The Economics of Roman Trade Through the Lens of Virgil’s Georgics

Rebekah Lajoie

The Economics of Roman Trade Through the Lens of Virgil’s Georgics

Nominated by Professor Nancy Evans, Classics

For my Latin senior capstone project, I am currently researching The Economics of Roman Trade Through the Lens of Virgil’s Georgics.  I have read thoroughly Books One and Two of Virgil’s Georgics, which is a collection of poems that praise Italy’s most beautiful natural resources.  The Georgics were written in the first century B.C.E., as a tool for promoting an agricultural lifestyle to the Roman people after the civil wars had ended.  At the time, Augustus Caesar desired to restore Italy to its former self by preserving long-held cultural traditions.  Augustus used his power to restore peace and stability in the Roman world, while also generating a sense of devotion to and nationalism for Italy.  As a countryman who deeply valued his homeland, Virgil wrote the Georgics to help restore deep Italian traditions and emphasize the beauty of Italy.  Virgil’s Georgics influenced much of the post-civil war agricultural spur, which helped to strengthen the Roman economy.
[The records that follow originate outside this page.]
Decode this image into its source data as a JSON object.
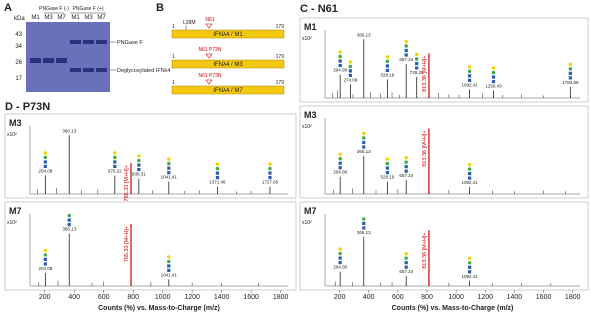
{
  "panel_a": {
    "label": "A",
    "unit": "kDa",
    "groups": [
      "PNGase F (-)",
      "PNGase F (+)"
    ],
    "lanes": [
      "M1",
      "M3",
      "M7",
      "M1",
      "M3",
      "M7"
    ],
    "ladder": [
      "43",
      "34",
      "26",
      "17"
    ],
    "bands": [
      "PNGase F",
      "Deglycosylated IFNλ4"
    ]
  },
  "panel_b": {
    "label": "B",
    "start": "1",
    "end": "179",
    "mutation": "L28M",
    "constructs": [
      {
        "name": "IFNλ4 / M1",
        "site": "N61"
      },
      {
        "name": "IFNλ4 / M3",
        "site": "N61 P73N"
      },
      {
        "name": "IFNλ4 / M7",
        "site": "N61 P73N"
      }
    ]
  },
  "spectra_axis": {
    "title": "Counts (%) vs. Mass-to-Charge (m/z)",
    "unit": "x10²",
    "xlim": [
      100,
      1850
    ],
    "xticks": [
      200,
      400,
      600,
      800,
      1000,
      1200,
      1400,
      1600,
      1800
    ],
    "ylim": [
      0,
      1.1
    ]
  },
  "panel_c": {
    "label": "C - N61",
    "spectra": [
      {
        "name": "M1",
        "precursor": {
          "label": "813.36 [M+H]+",
          "mz": 813.36,
          "height": 0.72
        },
        "peaks": {
          "mz": [
            204.08,
            274.09,
            366.13,
            528.19,
            657.24,
            729.25,
            1092.41,
            1256.43,
            1783.69
          ],
          "height": [
            0.38,
            0.22,
            0.95,
            0.3,
            0.55,
            0.34,
            0.14,
            0.12,
            0.18
          ]
        },
        "minor": {
          "mz": [
            150,
            186,
            292,
            412,
            480,
            560,
            610,
            880,
            950,
            1020,
            1180,
            1320,
            1450,
            1600
          ],
          "height": [
            0.08,
            0.12,
            0.06,
            0.1,
            0.07,
            0.09,
            0.05,
            0.08,
            0.06,
            0.05,
            0.07,
            0.05,
            0.06,
            0.04
          ]
        }
      },
      {
        "name": "M3",
        "precursor": {
          "label": "813.36 [M+H]+",
          "mz": 813.36,
          "height": 0.95
        },
        "peaks": {
          "mz": [
            204.08,
            366.13,
            528.19,
            657.24,
            1092.41
          ],
          "height": [
            0.25,
            0.55,
            0.18,
            0.2,
            0.1
          ]
        },
        "minor": {
          "mz": [
            160,
            290,
            450,
            600,
            950,
            1250,
            1400,
            1600,
            1750
          ],
          "height": [
            0.06,
            0.08,
            0.05,
            0.07,
            0.06,
            0.05,
            0.04,
            0.05,
            0.04
          ]
        }
      },
      {
        "name": "M7",
        "precursor": {
          "label": "813.36 [M+H]+",
          "mz": 813.36,
          "height": 0.85
        },
        "peaks": {
          "mz": [
            204.08,
            366.13,
            657.24,
            1092.41
          ],
          "height": [
            0.22,
            0.75,
            0.15,
            0.08
          ]
        },
        "minor": {
          "mz": [
            170,
            290,
            480,
            560,
            950,
            1250,
            1450,
            1650
          ],
          "height": [
            0.07,
            0.06,
            0.05,
            0.06,
            0.05,
            0.04,
            0.05,
            0.04
          ]
        }
      }
    ]
  },
  "panel_d": {
    "label": "D - P73N",
    "spectra": [
      {
        "name": "M3",
        "precursor": {
          "label": "785.33 [M+H]+",
          "mz": 785.33,
          "height": 0.5
        },
        "peaks": {
          "mz": [
            204.08,
            366.13,
            675.22,
            838.31,
            1041.41,
            1371.46,
            1727.66
          ],
          "height": [
            0.3,
            0.95,
            0.3,
            0.25,
            0.2,
            0.12,
            0.12
          ]
        },
        "minor": {
          "mz": [
            150,
            280,
            450,
            560,
            930,
            1150,
            1250,
            1500,
            1600
          ],
          "height": [
            0.08,
            0.1,
            0.06,
            0.07,
            0.06,
            0.05,
            0.06,
            0.04,
            0.05
          ]
        }
      },
      {
        "name": "M7",
        "precursor": {
          "label": "785.33 [M+H]+",
          "mz": 785.33,
          "height": 0.95
        },
        "peaks": {
          "mz": [
            204.08,
            366.13,
            1041.41
          ],
          "height": [
            0.2,
            0.8,
            0.1
          ]
        },
        "minor": {
          "mz": [
            160,
            290,
            520,
            600,
            920,
            1200,
            1400,
            1650
          ],
          "height": [
            0.06,
            0.08,
            0.05,
            0.07,
            0.06,
            0.05,
            0.04,
            0.04
          ]
        }
      }
    ]
  }
}
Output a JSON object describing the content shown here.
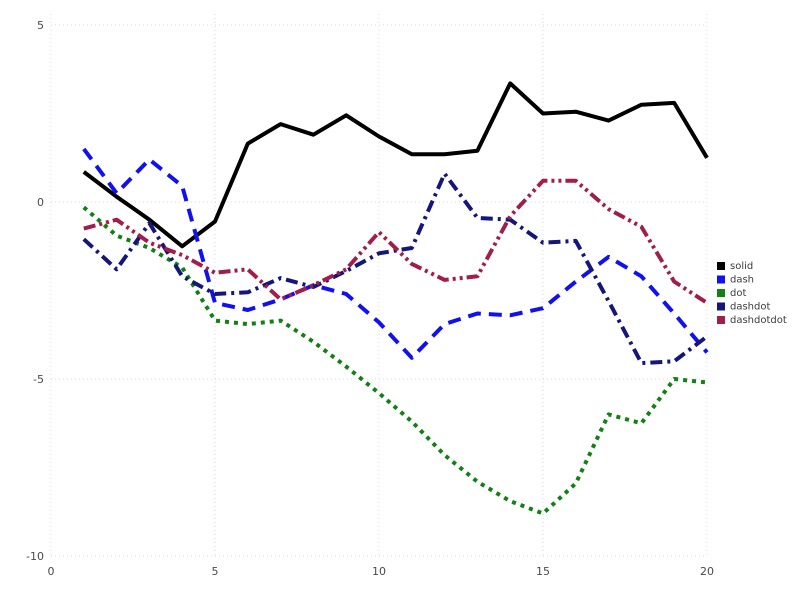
{
  "chart_data": {
    "type": "line",
    "x": [
      1,
      2,
      3,
      4,
      5,
      6,
      7,
      8,
      9,
      10,
      11,
      12,
      13,
      14,
      15,
      16,
      17,
      18,
      19,
      20
    ],
    "series": [
      {
        "name": "solid",
        "color": "#000000",
        "dash": "solid",
        "values": [
          0.85,
          0.15,
          -0.5,
          -1.25,
          -0.55,
          1.65,
          2.2,
          1.9,
          2.45,
          1.85,
          1.35,
          1.35,
          1.45,
          3.35,
          2.5,
          2.55,
          2.3,
          2.75,
          2.8,
          1.25
        ]
      },
      {
        "name": "dash",
        "color": "#1010f0",
        "dash": "long-dash",
        "values": [
          1.5,
          0.25,
          1.2,
          0.45,
          -2.85,
          -3.05,
          -2.75,
          -2.35,
          -2.6,
          -3.4,
          -4.4,
          -3.45,
          -3.15,
          -3.2,
          -3.0,
          -2.25,
          -1.55,
          -2.1,
          -3.15,
          -4.25
        ]
      },
      {
        "name": "dot",
        "color": "#128012",
        "dash": "dot",
        "values": [
          -0.15,
          -0.95,
          -1.3,
          -1.85,
          -3.35,
          -3.45,
          -3.35,
          -3.95,
          -4.65,
          -5.4,
          -6.2,
          -7.15,
          -7.9,
          -8.45,
          -8.8,
          -7.95,
          -6.0,
          -6.25,
          -5.0,
          -5.1
        ]
      },
      {
        "name": "dashdot",
        "color": "#16167a",
        "dash": "dash-dot",
        "values": [
          -1.05,
          -1.9,
          -0.6,
          -2.1,
          -2.6,
          -2.55,
          -2.15,
          -2.4,
          -1.95,
          -1.45,
          -1.3,
          0.8,
          -0.45,
          -0.5,
          -1.15,
          -1.1,
          -2.8,
          -4.55,
          -4.5,
          -3.8
        ]
      },
      {
        "name": "dashdotdot",
        "color": "#a01e4b",
        "dash": "dash-dot-dot",
        "values": [
          -0.75,
          -0.5,
          -1.15,
          -1.5,
          -2.0,
          -1.9,
          -2.75,
          -2.35,
          -1.9,
          -0.85,
          -1.75,
          -2.2,
          -2.1,
          -0.4,
          0.6,
          0.6,
          -0.2,
          -0.7,
          -2.25,
          -2.85
        ]
      }
    ],
    "xticks": [
      "0",
      "5",
      "10",
      "15",
      "20"
    ],
    "yticks": [
      "-10",
      "-5",
      "0",
      "5"
    ],
    "xlim": [
      0,
      20
    ],
    "ylim": [
      -10,
      5
    ],
    "grid": true,
    "grid_color": "#d9d9e3",
    "legend_position": "right",
    "legend_entries": [
      "solid",
      "dash",
      "dot",
      "dashdot",
      "dashdotdot"
    ],
    "title": "",
    "xlabel": "",
    "ylabel": ""
  }
}
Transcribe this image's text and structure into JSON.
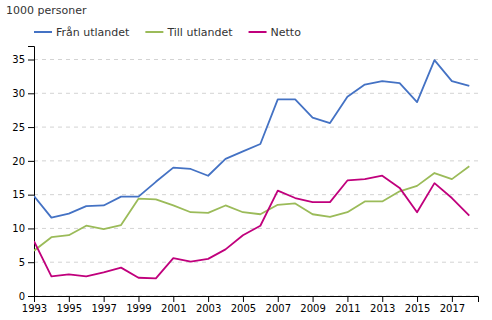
{
  "chart_data": {
    "type": "line",
    "y_label": "1000 personer",
    "x": [
      1993,
      1994,
      1995,
      1996,
      1997,
      1998,
      1999,
      2000,
      2001,
      2002,
      2003,
      2004,
      2005,
      2006,
      2007,
      2008,
      2009,
      2010,
      2011,
      2012,
      2013,
      2014,
      2015,
      2016,
      2017,
      2018
    ],
    "series": [
      {
        "name": "Från utlandet",
        "color": "#4472c4",
        "values": [
          14.8,
          11.6,
          12.2,
          13.3,
          13.4,
          14.7,
          14.7,
          16.9,
          19.0,
          18.8,
          17.8,
          20.3,
          21.4,
          22.5,
          29.1,
          29.1,
          26.4,
          25.6,
          29.5,
          31.3,
          31.8,
          31.5,
          28.7,
          34.9,
          31.8,
          31.1
        ]
      },
      {
        "name": "Till utlandet",
        "color": "#9bbb59",
        "values": [
          6.7,
          8.7,
          9.0,
          10.4,
          9.9,
          10.5,
          14.4,
          14.3,
          13.4,
          12.4,
          12.3,
          13.4,
          12.4,
          12.1,
          13.5,
          13.7,
          12.1,
          11.7,
          12.4,
          14.0,
          14.0,
          15.5,
          16.3,
          18.2,
          17.3,
          19.2
        ]
      },
      {
        "name": "Netto",
        "color": "#c0007c",
        "values": [
          8.1,
          2.9,
          3.2,
          2.9,
          3.5,
          4.2,
          2.7,
          2.6,
          5.6,
          5.1,
          5.5,
          6.9,
          9.0,
          10.4,
          15.6,
          14.5,
          13.9,
          13.9,
          17.1,
          17.3,
          17.8,
          16.0,
          12.4,
          16.7,
          14.5,
          11.9
        ]
      }
    ],
    "xlim": [
      1993,
      2018.5
    ],
    "xticks": [
      1993,
      1995,
      1997,
      1999,
      2001,
      2003,
      2005,
      2007,
      2009,
      2011,
      2013,
      2015,
      2017
    ],
    "ylim": [
      0,
      37
    ],
    "yticks": [
      0,
      5,
      10,
      15,
      20,
      25,
      30,
      35
    ],
    "grid": true,
    "legend": "upper left"
  }
}
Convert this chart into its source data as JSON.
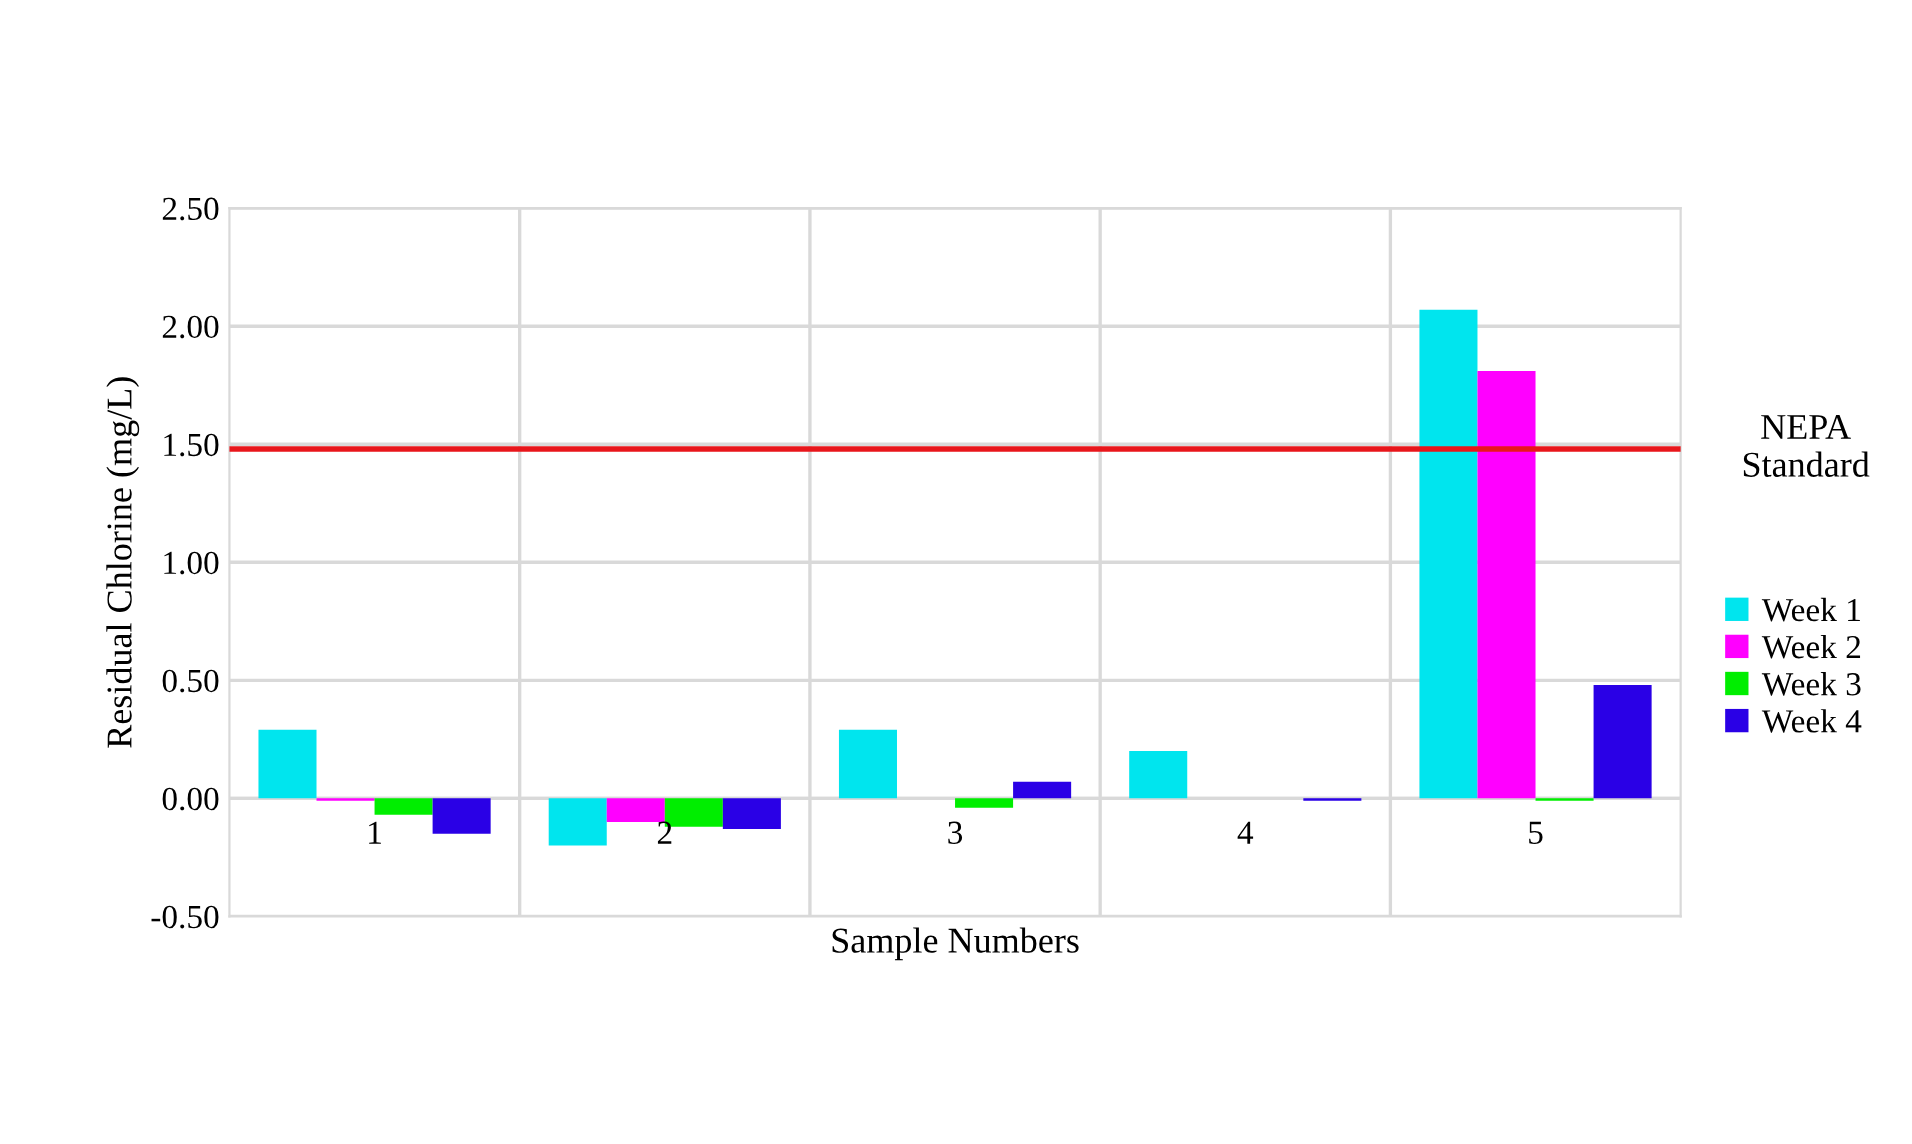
{
  "chart_data": {
    "type": "bar",
    "xlabel": "Sample Numbers",
    "ylabel": "Residual Chlorine (mg/L)",
    "categories": [
      "1",
      "2",
      "3",
      "4",
      "5"
    ],
    "series": [
      {
        "name": "Week 1",
        "color": "#00e5ee",
        "values": [
          0.29,
          -0.2,
          0.29,
          0.2,
          2.07
        ]
      },
      {
        "name": "Week 2",
        "color": "#ff00ff",
        "values": [
          -0.01,
          -0.1,
          0,
          0,
          1.81
        ]
      },
      {
        "name": "Week 3",
        "color": "#00ee00",
        "values": [
          -0.07,
          -0.12,
          -0.04,
          0,
          -0.01
        ]
      },
      {
        "name": "Week 4",
        "color": "#2a00e6",
        "values": [
          -0.15,
          -0.13,
          0.07,
          -0.01,
          0.48
        ]
      }
    ],
    "ylim": [
      -0.5,
      2.5
    ],
    "yticks": [
      {
        "value": -0.5,
        "label": "-0.50"
      },
      {
        "value": 0,
        "label": "0.00"
      },
      {
        "value": 0.5,
        "label": "0.50"
      },
      {
        "value": 1,
        "label": "1.00"
      },
      {
        "value": 1.5,
        "label": "1.50"
      },
      {
        "value": 2,
        "label": "2.00"
      },
      {
        "value": 2.5,
        "label": "2.50"
      }
    ],
    "ref_lines": [
      {
        "axis": "y",
        "value": 1.48,
        "label": "NEPA\nStandard",
        "color": "#e8161b"
      }
    ],
    "grid": true,
    "legend": "right"
  }
}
In my essay, I analyze how trade at the time of the late Roman Republic and early Roman Empire aided Rome’s expansion and sustenance of power throughout areas surrounding the Mediterranean.  My analysis is completed through the application of David Ricardo’s theory of Comparative Advantage to economic transactions in Roman antiquity.  I examined data and literary accounts of commodities such as wine, wheat, garum (fish oil), and domestic agricultural produce, which helped to explain the manner in which Rome traded domestically and abroad.  These commodities were shipped around the Mediterranean Sea by way of maritime trade routes.

The analysis of Roman trade is enhanced and colorized through Virgil’s Georgics.  Throughout his poems, he alludes to the exchange of goods by explaining to his readers what regions produced the best and most luxurious products.  Virgil highlights the very meaning of the Roman lifestyle, which was the achievement of happiness for all.  The goal of Roman society, in the area of economic engagements, was an increase in happiness for all parties involved in each transaction.

The transactions studied in this project very much parallel the economic transactions in today’s time.  This is one of the most interesting parts of my research, in my opinion.  I believe there is much knowledge that can be taken from ancient Roman society, especially in terms of its economy.  During the first century B.C.E., Rome was one of the most advanced and elaborate economies, if not the most advanced.  Agriculture and trade dominated the Roman economy.  (These were a large part of most successful economies up to the recent age of industrialization.)  There is much about ancient Roman trade that could be applied to trade today.  This has helped me to better understand the roots of our modern economy.

I am currently a senior Economics and Latin double-major, with a minor in Business Management.  For this project, I wanted to be able to combine my love for all three subjects and research a topic that would showcase everything I have learned in my four years at Wheaton.  Wheaton’s collection of books on ancient Roman society and economy are unmatched, and I was truly lucky to have had such incredible resources at my fingertips.  In all my Latin and Economics courses, my professors have prepared me to share this type of in-depth research with the public.  I would like to thank them for passing on their knowledge, especially Professor Evans in the Classics department, who has helped me to organize every thought, fact, and opinion throughout the process of this capstone project.